The center of my thesis is the family of POU transcription factors. Specifically, I elaborate the interaction within the POU protein family, with members of other transcription factor families and with cofactors. In all cases, the assembly of the correct array of polypeptides on the DNA requires specific protein-protein and protein-DNA interactions.

As an example of POU factors interacting with each other and with a cofactor I investigated the properties of a protein-DNA complex with the B-cell-specific cofactor OBF1 and the Oct1 dimer. Depending on the DNA sequence they bind to, Oct1 dimers are arranged in configurations that are either accessible (PORE sequence) or inaccessible (MORE sequence) to OBF1. In Chapter 3 I show that the expression of Osteopontin, which contains a PORE sequence in its enhancer region, depends on the presence of OBF1 in B-cells. OBF1 alleviates DNA sequence requirements of the Oct1 dimer on PORE-related sequences in vitro. Furthermore, OBF1 enhances POU dimer-DNA interactions and overrides Oct1 interface mutations, which abolish PORE-mediated dimerization without OBF1. Based on the biochemical data, I propose a novel Oct1 dimer arrangement when OBF1 is bound.

As an example of Oct factors interacting with members of another transcription factor family I studied the interactions of Sox2 with Oct1 and Oct4, respectively. POU and Sox transcription factors exemplify partnerships established between various transcriptional regulators during early embryonic development. The combination of Oct4 and Sox2 on DNA is considered to direct the establishment of the first three lineages in the mammalian embryo.

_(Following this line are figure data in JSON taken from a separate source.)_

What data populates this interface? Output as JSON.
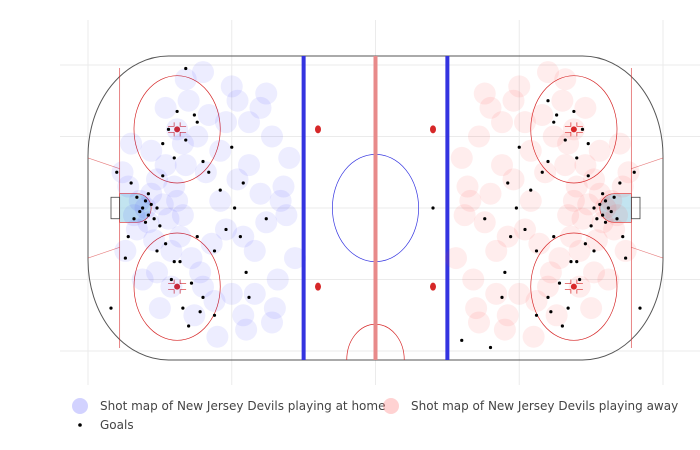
{
  "chart_data": {
    "type": "scatter",
    "title": "",
    "xlabel": "",
    "ylabel": "",
    "xlim": [
      -100,
      100
    ],
    "ylim": [
      -42.5,
      42.5
    ],
    "grid": true,
    "legend_placement": "bottom-left",
    "colors": {
      "home": "#3b3bff",
      "away": "#ff3b3b",
      "goals": "#000000",
      "blue_line": "#3434e0",
      "red_line": "#e88a8a",
      "rink_red": "#d62728"
    },
    "series": [
      {
        "name": "Shot map of New Jersey Devils playing  at home",
        "points": [
          [
            -80,
            0
          ],
          [
            -82,
            2
          ],
          [
            -84,
            -2
          ],
          [
            -78,
            4
          ],
          [
            -79,
            -4
          ],
          [
            -86,
            6
          ],
          [
            -83,
            -6
          ],
          [
            -76,
            8
          ],
          [
            -77,
            -9
          ],
          [
            -74,
            1
          ],
          [
            -72,
            -3
          ],
          [
            -70,
            6
          ],
          [
            -68,
            -8
          ],
          [
            -66,
            12
          ],
          [
            -64,
            -14
          ],
          [
            -62,
            20
          ],
          [
            -60,
            -22
          ],
          [
            -58,
            26
          ],
          [
            -56,
            -26
          ],
          [
            -54,
            16
          ],
          [
            -69,
            22
          ],
          [
            -71,
            -22
          ],
          [
            -73,
            28
          ],
          [
            -75,
            -28
          ],
          [
            -65,
            30
          ],
          [
            -63,
            -30
          ],
          [
            -67,
            18
          ],
          [
            -61,
            -18
          ],
          [
            -59,
            10
          ],
          [
            -57,
            -10
          ],
          [
            -52,
            24
          ],
          [
            -50,
            -24
          ],
          [
            -48,
            30
          ],
          [
            -46,
            -30
          ],
          [
            -44,
            12
          ],
          [
            -42,
            -12
          ],
          [
            -40,
            4
          ],
          [
            -38,
            -4
          ],
          [
            -36,
            20
          ],
          [
            -34,
            -20
          ],
          [
            -66,
            36
          ],
          [
            -60,
            38
          ],
          [
            -55,
            -36
          ],
          [
            -50,
            34
          ],
          [
            -45,
            -34
          ],
          [
            -40,
            28
          ],
          [
            -35,
            -28
          ],
          [
            -30,
            14
          ],
          [
            -28,
            -14
          ],
          [
            -32,
            6
          ],
          [
            -88,
            10
          ],
          [
            -87,
            -12
          ],
          [
            -85,
            18
          ],
          [
            -81,
            -20
          ],
          [
            -78,
            16
          ],
          [
            -76,
            -18
          ],
          [
            -73,
            12
          ],
          [
            -71,
            -12
          ],
          [
            -69,
            2
          ],
          [
            -67,
            -2
          ],
          [
            -54,
            2
          ],
          [
            -52,
            -6
          ],
          [
            -48,
            8
          ],
          [
            -46,
            -8
          ],
          [
            -44,
            24
          ],
          [
            -42,
            -24
          ],
          [
            -38,
            32
          ],
          [
            -36,
            -32
          ],
          [
            -33,
            2
          ],
          [
            -31,
            -2
          ]
        ]
      },
      {
        "name": "Shot map of New Jersey Devils playing  away",
        "points": [
          [
            80,
            0
          ],
          [
            82,
            2
          ],
          [
            84,
            -2
          ],
          [
            78,
            4
          ],
          [
            79,
            -4
          ],
          [
            86,
            6
          ],
          [
            83,
            -6
          ],
          [
            76,
            8
          ],
          [
            77,
            -9
          ],
          [
            74,
            1
          ],
          [
            72,
            -3
          ],
          [
            70,
            6
          ],
          [
            68,
            -8
          ],
          [
            66,
            12
          ],
          [
            64,
            -14
          ],
          [
            62,
            20
          ],
          [
            60,
            -22
          ],
          [
            58,
            26
          ],
          [
            56,
            -26
          ],
          [
            54,
            16
          ],
          [
            69,
            22
          ],
          [
            71,
            -22
          ],
          [
            73,
            28
          ],
          [
            75,
            -28
          ],
          [
            65,
            30
          ],
          [
            63,
            -30
          ],
          [
            67,
            18
          ],
          [
            61,
            -18
          ],
          [
            59,
            10
          ],
          [
            57,
            -10
          ],
          [
            52,
            24
          ],
          [
            50,
            -24
          ],
          [
            48,
            30
          ],
          [
            46,
            -30
          ],
          [
            44,
            12
          ],
          [
            42,
            -12
          ],
          [
            40,
            4
          ],
          [
            38,
            -4
          ],
          [
            36,
            20
          ],
          [
            34,
            -20
          ],
          [
            66,
            36
          ],
          [
            60,
            38
          ],
          [
            55,
            -36
          ],
          [
            50,
            34
          ],
          [
            45,
            -34
          ],
          [
            40,
            28
          ],
          [
            35,
            -28
          ],
          [
            30,
            14
          ],
          [
            28,
            -14
          ],
          [
            32,
            6
          ],
          [
            88,
            10
          ],
          [
            87,
            -12
          ],
          [
            85,
            18
          ],
          [
            81,
            -20
          ],
          [
            78,
            16
          ],
          [
            76,
            -18
          ],
          [
            73,
            12
          ],
          [
            71,
            -12
          ],
          [
            69,
            2
          ],
          [
            67,
            -2
          ],
          [
            54,
            2
          ],
          [
            52,
            -6
          ],
          [
            48,
            8
          ],
          [
            46,
            -8
          ],
          [
            44,
            24
          ],
          [
            42,
            -24
          ],
          [
            38,
            32
          ],
          [
            36,
            -32
          ],
          [
            33,
            2
          ],
          [
            31,
            -2
          ]
        ]
      },
      {
        "name": "Goals",
        "points": [
          [
            -81,
            0
          ],
          [
            -80,
            2
          ],
          [
            -79,
            -2
          ],
          [
            -82,
            -1
          ],
          [
            -78,
            1
          ],
          [
            -83,
            3
          ],
          [
            -77,
            -3
          ],
          [
            -80,
            -4
          ],
          [
            -84,
            -3
          ],
          [
            -79,
            4
          ],
          [
            -76,
            0
          ],
          [
            -75,
            -5
          ],
          [
            -85,
            7
          ],
          [
            -86,
            -8
          ],
          [
            -74,
            9
          ],
          [
            -73,
            -10
          ],
          [
            -70,
            14
          ],
          [
            -68,
            -15
          ],
          [
            -66,
            19
          ],
          [
            -64,
            -21
          ],
          [
            -62,
            24
          ],
          [
            -60,
            -25
          ],
          [
            -58,
            10
          ],
          [
            -56,
            -12
          ],
          [
            -54,
            5
          ],
          [
            -52,
            -6
          ],
          [
            -49,
            0
          ],
          [
            -47,
            -8
          ],
          [
            -45,
            -18
          ],
          [
            -44,
            -25
          ],
          [
            -72,
            22
          ],
          [
            -69,
            27
          ],
          [
            -67,
            -28
          ],
          [
            -65,
            -33
          ],
          [
            -63,
            26
          ],
          [
            -61,
            -29
          ],
          [
            -71,
            -20
          ],
          [
            -70,
            -15
          ],
          [
            -74,
            18
          ],
          [
            -76,
            -12
          ],
          [
            -90,
            10
          ],
          [
            -87,
            -14
          ],
          [
            -66,
            39
          ],
          [
            -92,
            -28
          ],
          [
            -56,
            -30
          ],
          [
            -50,
            17
          ],
          [
            -38,
            -3
          ],
          [
            -46,
            7
          ],
          [
            -60,
            13
          ],
          [
            -62,
            -8
          ],
          [
            81,
            0
          ],
          [
            80,
            2
          ],
          [
            79,
            -2
          ],
          [
            82,
            -1
          ],
          [
            78,
            1
          ],
          [
            83,
            3
          ],
          [
            77,
            -3
          ],
          [
            80,
            -4
          ],
          [
            84,
            -3
          ],
          [
            79,
            4
          ],
          [
            76,
            0
          ],
          [
            75,
            -5
          ],
          [
            85,
            7
          ],
          [
            86,
            -8
          ],
          [
            74,
            9
          ],
          [
            73,
            -10
          ],
          [
            70,
            14
          ],
          [
            68,
            -15
          ],
          [
            66,
            19
          ],
          [
            64,
            -21
          ],
          [
            62,
            24
          ],
          [
            60,
            -25
          ],
          [
            58,
            10
          ],
          [
            56,
            -12
          ],
          [
            54,
            5
          ],
          [
            52,
            -6
          ],
          [
            49,
            0
          ],
          [
            47,
            -8
          ],
          [
            45,
            -18
          ],
          [
            44,
            -25
          ],
          [
            72,
            22
          ],
          [
            69,
            27
          ],
          [
            67,
            -28
          ],
          [
            65,
            -33
          ],
          [
            63,
            26
          ],
          [
            61,
            -29
          ],
          [
            71,
            -20
          ],
          [
            70,
            -15
          ],
          [
            74,
            18
          ],
          [
            76,
            -12
          ],
          [
            90,
            10
          ],
          [
            87,
            -14
          ],
          [
            60,
            30
          ],
          [
            92,
            -28
          ],
          [
            56,
            -30
          ],
          [
            50,
            17
          ],
          [
            38,
            -3
          ],
          [
            46,
            7
          ],
          [
            60,
            13
          ],
          [
            62,
            -8
          ],
          [
            20,
            0
          ],
          [
            30,
            -37
          ],
          [
            40,
            -39
          ]
        ]
      }
    ]
  }
}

Although functional cooperativity between key regulator proteins is pivotal for milestone decisions in mammalian development, little is known about the underlying molecular mechanisms. The data in Chapter 4 validate experimental high-resolution structure determination, followed by model building. The study shows that Oct4 and Sox2 are able to dimerize on DNA in distinct conformational arrangements. The binding site characteristics of their target genes are responsible for the correct spatial alignment of the Velcro-like interaction domains on their surface. Interestingly, these surfaces frequently have redundant functions and are instrumental in recruiting various interacting protein partners.

In Chapter 5 I investigated how Sox2 and Oct4 regulate transcription of a target gene. The first intron of Osteopontin contains a Sox-binding site and a unique PORE to which Oct4 can either bind as a monomer or a dimer. The study reveals that Sox2-specific repression depends on an upstream Sox site and an intact PORE, although neither the Sox nor the PORE sites are negative elements on their own. A mechanism is being proposed how Sox2 represses Oct4-mediated activation of Osteopontin.